Seorang anak manusia berjalan dengan lesu. Harinya sepertinya buruk. Ia butuh waktu untuk menyendiri. Ia butuh becerita pada Tuhannya tentang apa yang ia lalui selama ini.


Hingga, saat ia melalui koridor itu, ia tersadar. Bukankah sudah berkali-kali ia berjalan di koridor ini pada jam ini. Kenapa ia tak menyadari, ada pemandangan sangat bagus telah disajikan di hadapannya.

Dia berhenti sejenak. Ia keluarkan kamera selfphone nya. Berusaha untuk mengambil momen sebisanya. Setelah itu. Ia terdiam. Jangan-jangan ada banyak hal yang ia lewatkan selama ini. Keindahan yang telah tersaji di hadapannya ternyata ia tak sadari. Sama seperti langit senja ini.

Langkahnya mulai berjalan kembali. Menuju suatu tempat di pojokan koridor. Tempat yang diubah untuk bersujud sedalam-dalamnya. Hari itu, ia tumpahkan semua perasaanya. Ia sadar, betapa sombong dirinya selama ini.
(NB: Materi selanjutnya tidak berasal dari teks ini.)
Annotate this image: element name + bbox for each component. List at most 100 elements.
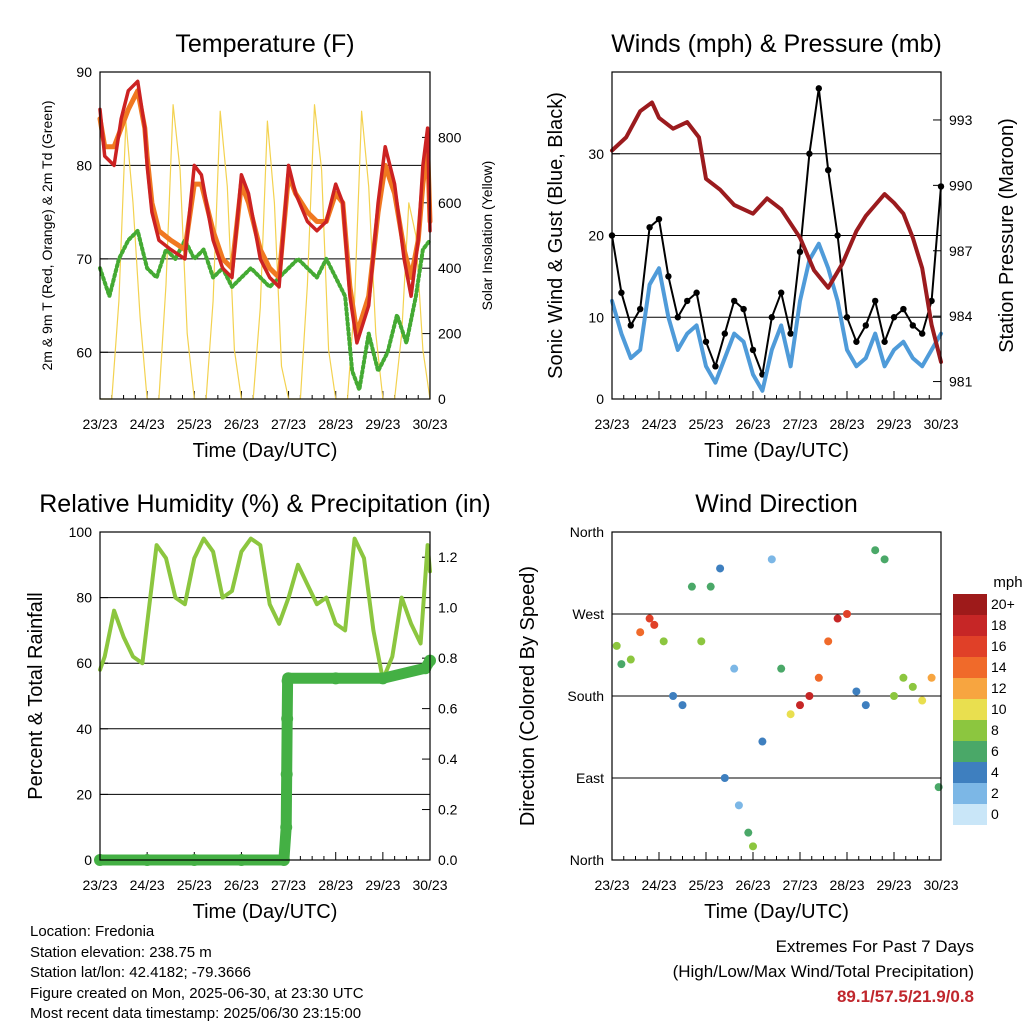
x-tick-label: 28/23	[829, 416, 864, 432]
direction-point	[777, 664, 786, 673]
y-tick-label: 60	[76, 344, 92, 360]
y-tick-label: West	[572, 606, 604, 622]
direction-point	[720, 774, 729, 782]
colorbar-label: 6	[991, 743, 999, 759]
series-total-precipitation	[94, 655, 436, 866]
direction-point	[697, 637, 706, 646]
extremes-summary: Extremes For Past 7 Days (High/Low/Max W…	[673, 934, 974, 1009]
direction-point	[626, 655, 635, 664]
series-solar-insolation	[99, 104, 431, 400]
y-axis-label: Percent & Total Rainfall	[25, 592, 47, 800]
chart-title: Relative Humidity (%) & Precipitation (i…	[39, 490, 491, 518]
direction-point	[617, 660, 626, 669]
y-tick-label: 40	[76, 721, 92, 737]
precip-point	[281, 712, 294, 725]
panel-winds: Winds (mph) & Pressure (mb) 23/23 24/23 25/…	[545, 30, 1018, 462]
series-9m-temperature	[97, 88, 433, 337]
precip-point	[329, 672, 342, 685]
y-tick-label: 20	[76, 786, 92, 802]
direction-point	[861, 701, 870, 710]
y-tick-label: South	[567, 688, 604, 704]
y-axis-label: Direction (Colored By Speed)	[517, 566, 539, 826]
colorbar-swatch	[953, 657, 987, 678]
y2-tick-label: 0.8	[438, 650, 458, 666]
direction-point	[927, 673, 936, 682]
direction-point	[899, 673, 908, 682]
colorbar-swatch	[953, 720, 987, 741]
y-tick-label: 0	[84, 852, 92, 868]
direction-point	[833, 614, 842, 623]
colorbar-swatch	[953, 678, 987, 699]
x-tick-label: 30/23	[412, 416, 447, 432]
direction-point	[716, 564, 725, 573]
x-tick-label: 27/23	[271, 416, 306, 432]
precip-point	[282, 672, 295, 685]
y-tick-label: North	[570, 524, 604, 540]
y2-tick-label: 800	[438, 129, 462, 145]
chart-title: Winds (mph) & Pressure (mb)	[611, 30, 942, 58]
y-axis-label: Sonic Wind & Gust (Blue, Black)	[545, 92, 567, 379]
y-axis-label: 2m & 9m T (Red, Orange) & 2m Td (Green)	[39, 101, 55, 371]
direction-point	[678, 701, 687, 710]
x-tick-label: 24/23	[130, 877, 165, 893]
y-tick-label: 80	[76, 590, 92, 606]
direction-point	[890, 692, 898, 700]
direction-point	[706, 582, 715, 591]
plot-frame	[99, 531, 431, 861]
info-location: Location: Fredonia	[30, 923, 155, 940]
x-tick-label: 24/23	[641, 416, 676, 432]
x-tick-label: 24/23	[641, 877, 676, 893]
direction-point	[814, 673, 823, 682]
y-tick-label: 70	[76, 251, 92, 267]
colorbar-title: mph	[993, 574, 1022, 591]
series-2m-temperature	[98, 79, 432, 345]
x-tick-label: 28/23	[829, 877, 864, 893]
plot-frame	[99, 71, 431, 400]
x-tick-label: 25/23	[177, 416, 212, 432]
info-elevation: Station elevation: 238.75 m	[30, 943, 212, 961]
colorbar-label: 8	[991, 722, 999, 738]
extremes-subtitle: (High/Low/Max Wind/Total Precipitation)	[672, 962, 974, 981]
y2-tick-label: 987	[949, 243, 973, 259]
info-created: Figure created on Mon, 2025-06-30, at 23…	[30, 984, 364, 1002]
panel-wind-direction: Wind Direction 23/23 24/23 25/23 26/23 27/23 2…	[517, 490, 1023, 923]
x-tick-label: 26/23	[735, 877, 770, 893]
x-tick-label: 28/23	[318, 416, 353, 432]
y2-tick-label: 0.6	[438, 701, 458, 717]
direction-point	[843, 610, 851, 618]
x-tick-label: 26/23	[735, 416, 770, 432]
colorbar-swatch	[953, 741, 987, 762]
y2-axis-label: Station Pressure (Maroon)	[996, 118, 1018, 353]
colorbar-swatch	[953, 636, 987, 657]
x-tick-label: 28/23	[318, 877, 353, 893]
series-dewpoint	[98, 228, 432, 392]
y-tick-label: 20	[588, 228, 604, 244]
direction-point	[650, 620, 659, 629]
direction-point	[767, 555, 776, 564]
x-axis-label: Time (Day/UTC)	[704, 901, 849, 923]
panel-temperature: Temperature (F) 23/23 24/23 25/23 26/23 27/23…	[39, 30, 495, 462]
y2-tick-label: 993	[949, 112, 973, 128]
x-tick-label: 25/23	[177, 877, 212, 893]
x-axis-label: Time (Day/UTC)	[704, 440, 849, 462]
direction-point	[918, 696, 927, 705]
y-tick-label: 0	[596, 391, 604, 407]
series-gust	[611, 87, 942, 376]
y2-tick-label: 0.2	[438, 802, 458, 818]
direction-point	[796, 701, 804, 710]
colorbar-label: 0	[991, 806, 999, 822]
y2-tick-label: 1.2	[438, 549, 458, 565]
y2-tick-label: 400	[438, 260, 462, 276]
colorbar-swatch	[953, 594, 987, 615]
direction-point	[687, 582, 696, 591]
plot-frame	[611, 531, 942, 861]
x-tick-label: 27/23	[782, 416, 817, 432]
x-tick-label: 23/23	[82, 877, 117, 893]
y-tick-label: 90	[76, 64, 92, 80]
y-tick-label: 10	[588, 309, 604, 325]
info-latlon: Station lat/lon: 42.4182; -79.3666	[30, 964, 252, 981]
y2-tick-label: 990	[949, 177, 973, 193]
colorbar-swatch	[953, 699, 987, 720]
x-tick-label: 26/23	[224, 416, 259, 432]
x-tick-label: 27/23	[271, 877, 306, 893]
Betapa ia selalu iri dan jarang bersyukur atas apa yang telah diberikan. Betapa ia selalu mengkhawatirkan hal yang telah pasti ditetapkan untuknya tapi tak mengkhawatirkan hal yang belum pasti diperolehnya. Ah, ia sadar. Ia manusia penuh dosa.
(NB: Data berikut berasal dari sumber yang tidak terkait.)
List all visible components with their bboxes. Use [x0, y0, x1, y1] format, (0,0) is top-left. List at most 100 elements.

Merindukan langit senja, tapi tak pernah mau menunggunya. Merindukan langit senja tapi tak pernah menyadari perjuangan dan keindahannya.

Langit senja. Sekali lagi, dia harus berterima kasih padanya atas tegurannya ini.


-Hikari-

Selasa, 21 Agustus 2018

Mungkinkah?



Dan sekiranya laut ini bisa berbicara. Mungkinkah ia mau menyapa pada seorang anak yang mulai tak yakin pada dirinya? Mungkinkah ia mau bertanya kabar pada seorang yang selalu merasa rendah diri?Ah, tak bijak rasanya seperti itu. Laut tak pernah seegois itu.
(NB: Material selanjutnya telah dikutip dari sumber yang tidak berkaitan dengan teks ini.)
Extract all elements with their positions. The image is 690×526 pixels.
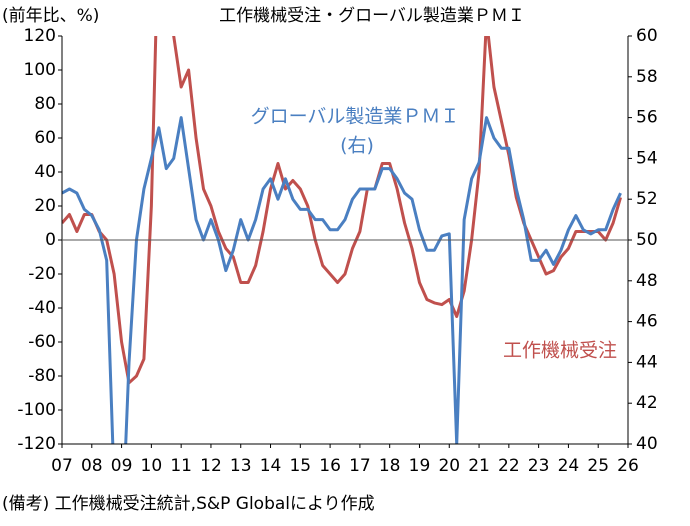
y-tick-label: 40	[34, 162, 56, 182]
x-tick-label: 13	[230, 456, 252, 476]
y-tick-label: -40	[28, 298, 56, 318]
x-tick-label: 20	[438, 456, 460, 476]
y2-tick-label: 42	[636, 393, 658, 413]
x-tick-label: 12	[200, 456, 222, 476]
plot-area	[62, 36, 622, 444]
y-tick-label: 60	[34, 128, 56, 148]
x-tick-label: 21	[468, 456, 490, 476]
x-tick-label: 23	[528, 456, 550, 476]
y-tick-label: -20	[28, 264, 56, 284]
x-tick-label: 10	[141, 456, 163, 476]
y-tick-label: 120	[24, 26, 56, 46]
x-tick-label: 19	[409, 456, 431, 476]
y2-tick-label: 48	[636, 271, 658, 291]
y-tick-label: -60	[28, 332, 56, 352]
x-tick-label: 14	[260, 456, 282, 476]
y-axis-label: (前年比、%)	[2, 6, 99, 26]
y2-tick-label: 56	[636, 108, 658, 128]
y-tick-label: -80	[28, 366, 56, 386]
note: (備考) 工作機械受注統計,S&P Globalにより作成	[2, 494, 375, 514]
y-tick-label: 80	[34, 94, 56, 114]
x-tick-label: 08	[81, 456, 103, 476]
x-tick-label: 07	[51, 456, 73, 476]
x-tick-label: 15	[289, 456, 311, 476]
y-tick-label: 0	[45, 230, 56, 250]
y2-tick-label: 44	[636, 352, 658, 372]
series-label: グローバル製造業ＰＭＩ	[251, 106, 460, 128]
x-tick-label: 16	[319, 456, 341, 476]
series-line	[62, 36, 622, 385]
y2-tick-label: 52	[636, 189, 658, 209]
x-tick-label: 17	[349, 456, 371, 476]
y2-tick-label: 50	[636, 230, 658, 250]
y-tick-label: 100	[24, 60, 56, 80]
chart-title: 工作機械受注・グローバル製造業ＰＭＩ	[219, 6, 525, 26]
y-tick-label: 20	[34, 196, 56, 216]
annotation: (右)	[340, 135, 374, 157]
x-tick-label: 22	[498, 456, 520, 476]
y2-tick-label: 58	[636, 67, 658, 87]
series-label: 工作機械受注	[503, 340, 617, 362]
x-tick-label: 24	[558, 456, 580, 476]
x-tick-label: 18	[379, 456, 401, 476]
y2-tick-label: 60	[636, 26, 658, 46]
x-tick-label: 09	[111, 456, 133, 476]
y2-tick-label: 40	[636, 434, 658, 454]
y-tick-label: -100	[17, 400, 56, 420]
y-tick-label: -120	[17, 434, 56, 454]
y2-tick-label: 54	[636, 148, 658, 168]
x-tick-label: 11	[170, 456, 192, 476]
x-tick-label: 25	[587, 456, 609, 476]
y2-tick-label: 46	[636, 312, 658, 332]
x-tick-label: 26	[617, 456, 639, 476]
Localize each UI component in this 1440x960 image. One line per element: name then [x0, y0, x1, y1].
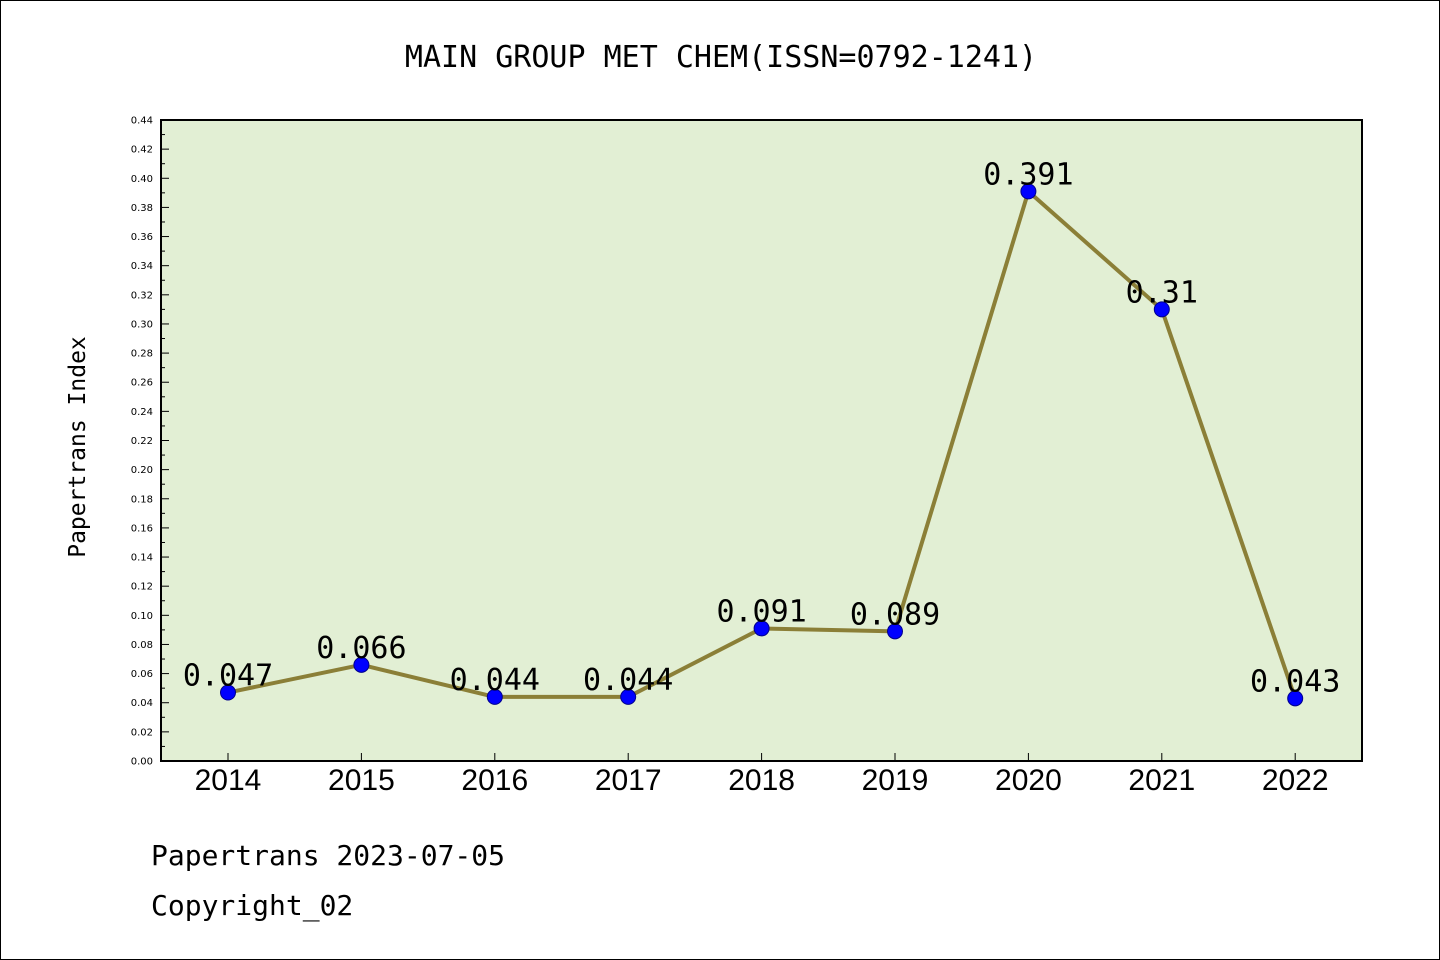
data-point [1153, 301, 1170, 318]
data-point [220, 684, 236, 701]
x-axis-ticks: 2014 2015 2016 2017 2018 2019 2020 2021 2022 [195, 753, 1329, 797]
y-tick-label: 0.24 [131, 407, 153, 418]
data-point [887, 623, 903, 640]
y-tick-label: 0.32 [131, 290, 153, 301]
y-tick-label: 0.22 [131, 436, 153, 447]
y-tick-label: 0.16 [131, 523, 153, 534]
x-tick-label: 2015 [328, 764, 395, 797]
footer-date: Papertrans 2023-07-05 [151, 839, 505, 872]
data-label: 0.044 [450, 663, 540, 698]
y-tick-label: 0.04 [131, 698, 153, 709]
x-tick-label: 2019 [862, 764, 929, 797]
x-tick-label: 2021 [1128, 764, 1195, 797]
y-axis-ticks: 0.00 0.02 0.04 0.06 0.08 0.10 0.12 0.14 0.16 0.18… [131, 116, 169, 768]
y-tick-label: 0.40 [131, 174, 153, 185]
data-labels: 0.047 0.066 0.044 0.044 0.091 0.089 0.391 0.31 0… [183, 157, 1341, 699]
x-tick-label: 2017 [595, 764, 662, 797]
y-tick-label: 0.36 [131, 232, 153, 243]
data-point [620, 688, 637, 705]
footer-copyright: Copyright_02 [151, 889, 353, 923]
y-tick-label: 0.06 [131, 669, 153, 680]
y-tick-label: 0.10 [131, 611, 153, 622]
y-tick-label: 0.26 [131, 378, 153, 389]
data-label: 0.31 [1126, 275, 1198, 310]
y-tick-label: 0.20 [131, 465, 153, 476]
y-tick-label: 0.12 [131, 582, 153, 593]
y-tick-label: 0.00 [131, 757, 153, 768]
y-tick-label: 0.42 [131, 145, 153, 156]
data-point [1287, 690, 1304, 707]
y-tick-label: 0.14 [131, 553, 153, 564]
x-tick-label: 2016 [461, 764, 528, 797]
data-label: 0.047 [183, 659, 273, 694]
y-tick-label: 0.02 [131, 727, 153, 738]
data-point [353, 656, 370, 673]
data-label: 0.044 [583, 663, 673, 698]
data-label: 0.043 [1250, 664, 1340, 699]
y-tick-label: 0.18 [131, 494, 153, 505]
data-label: 0.066 [316, 631, 406, 666]
data-point [753, 620, 770, 637]
y-tick-label: 0.34 [131, 261, 153, 272]
y-tick-label: 0.30 [131, 319, 153, 330]
data-point [1020, 183, 1037, 200]
data-label: 0.091 [716, 594, 806, 629]
x-tick-label: 2018 [728, 764, 795, 797]
x-tick-label: 2014 [195, 764, 262, 797]
data-label: 0.391 [983, 157, 1073, 192]
y-axis-label: Papertrans Index [65, 336, 91, 558]
y-tick-label: 0.08 [131, 640, 153, 651]
x-tick-label: 2020 [995, 764, 1062, 797]
data-markers [220, 183, 1304, 707]
data-point [486, 688, 503, 705]
data-label: 0.089 [850, 597, 940, 632]
y-tick-label: 0.28 [131, 349, 153, 360]
plot-area [160, 119, 1363, 762]
y-tick-label: 0.38 [131, 203, 153, 214]
chart-title: MAIN GROUP MET CHEM(ISSN=0792-1241) [405, 40, 1037, 75]
y-tick-label: 0.44 [131, 116, 153, 127]
x-tick-label: 2022 [1262, 764, 1329, 797]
Dan sekiranya langit biru ini mampu bercanda gurau. Mungkinkah ia juga mau bercanda dengan penyendiri yang tak suka keramaian? Seorang yang tak mampu mengungkapkan apa yang ia pikirkan secara langsung. Ah, tak pantas rasanya bertanya demikian. Bukankah langit biru juga lebih menyukai ketenangan daripada hiruk pikuk dunia ini.


-Hikari-

Kamis, 02 Agustus 2018

Sudut Pandang



Senja mulai datang menyapa bersama dengan angin semilir musim kemarau. Seiring dengan suhu udara yang mulai kian meninggi. Seolah, sedang marah karena kemarau selalu dikeluhkan ketika ia datang. Seorang gadis kecil. Berdiri di sebuah jembatan tua yang menjadi saksi, ada banyak anak muda yang menuntut ilmu demi masa depannya. Raut matanya menatap sendu langit. Yang entah kemapa hari itu berwarna putih bergerombol. Tak sama seperti biasanya.

"Apa yang kamu lakukan di sini?". Seorang gadis kecil lain datang.
"Aku? Menatap langit yang sepertinya berbeda dengan biasanya."
"Tapi bukan cuma itu kan? Ada hal yang kamu pikirkan?"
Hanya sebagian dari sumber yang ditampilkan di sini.